Other walk-ons include Queen Victoria, the Elephant Man, William McGonagall (Poet Laureate), Doctor Watson, the Invisible Man, Oscar Wilde (a notorious womaniser), Wells' Martians, and--in unfamiliar guise--Satan. It's all suitably dotty, larded with running gags and bursts of disarming frankness:
... Perhaps both futures always existed. I don't know. This is very complicated, Tim, and I don't understand it. I'm just making it up as I go along. Like the author," said Tim.
But rather than wrap-up this novel with any of a dozen deus ex machina possibilities, Rankin leaves his hero with a very tough decision indeed. The insane, goonish humour made more effective by a touch of grimness. --David Langford
About the Author
Robert Rankin is an unrepentant Luddite who writes his bestselling novels by hand in exercise books. He is the author of THE HOLLOW CHOCLATE BUNNIES OF THE APOCALYPSE, THE WITCHES OF CHISWICK, The Brentford Trilogy (5 books), The Armageddon Quartet (3 books) and many more.
Customer Reviews
a return to form.
i am an avid robert rankin fan. i own all his books and eagerly await every new book. however recently, well lets just say i have had a crisis of faith. the two books previous to this one (fandom of the operator and hollow chocolate bunnies of the apocalypse) were a departure from mr rankins usually acerbic wit and quite frankly bizarre sense of houmour! in the witches.. we see a welcome return to form. the books basic premise is history as we know it is not what really happened, war of the world really happened and HG wells wrote all those stories from personal experience. young will starling the only thin person in a fat persons world stumbles upon this one day and begins to unravel the conspiray without falling foul of the dreaded witches. the novel is written in rankins fantastic mind bogglingly confusing but very very funny way and gives brief nods to characters and locations from previous novels. some of the situations are hilarious such as the police force having a "token woman" and multiple will starlings all being killed by a terminator from the past. if your new to rankin this is a good place to start it is one of his best novels and dosent require any knowledge of previous novels to be read and enjoyed.
Return of the king (or at least Barry)
Although I am an avid reader, I find few authors as compelling or funny as Robert Rankin.
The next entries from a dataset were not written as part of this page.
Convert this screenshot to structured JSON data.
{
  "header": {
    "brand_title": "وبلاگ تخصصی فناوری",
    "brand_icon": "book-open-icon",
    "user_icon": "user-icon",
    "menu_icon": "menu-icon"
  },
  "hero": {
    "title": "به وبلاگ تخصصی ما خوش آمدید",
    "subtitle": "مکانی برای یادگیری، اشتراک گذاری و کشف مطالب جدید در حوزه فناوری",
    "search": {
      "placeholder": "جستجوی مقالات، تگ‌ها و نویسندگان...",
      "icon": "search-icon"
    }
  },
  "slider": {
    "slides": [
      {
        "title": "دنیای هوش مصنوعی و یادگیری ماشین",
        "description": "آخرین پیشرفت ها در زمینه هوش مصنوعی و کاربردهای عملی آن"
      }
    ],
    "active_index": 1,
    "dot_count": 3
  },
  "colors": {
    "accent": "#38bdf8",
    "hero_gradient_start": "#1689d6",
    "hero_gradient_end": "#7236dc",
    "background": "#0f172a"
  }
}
I have managed to read about 95% of his books. Yet I must agree with some of the other reviewers that I had been a bit disappointed with some of his latest books. (Although, Chocolate Bunnies was quite good.) I am about 3/4s through Witches and I am loving it. I would be surprised if many first-time Rankin readers would get all the characters or jokes, but it is a scorcher. But I think he has hit his stride again. I would rank it among the books in the Apocalypse and Brentford series.
The Master returns.
After the last book, I'd decided to give up Rankin. I'm glad I changed my mind. This is his best book, possibly ever, certainly since the first trilogies. It's also his most utterly ludicrous.
I don't know any other author who could get away with the casting, the dreadful puns, the awful lies but Robert Rankin does, and you are glad of it. Professor Slocombe's real identity (as if it were ever in doubt) is also finally confirmed for the swift of eye. Which is worth the price of admission by itself.
Buy it, or get it from the library on your way to the bookies, it will make you laugh. Guaranteed.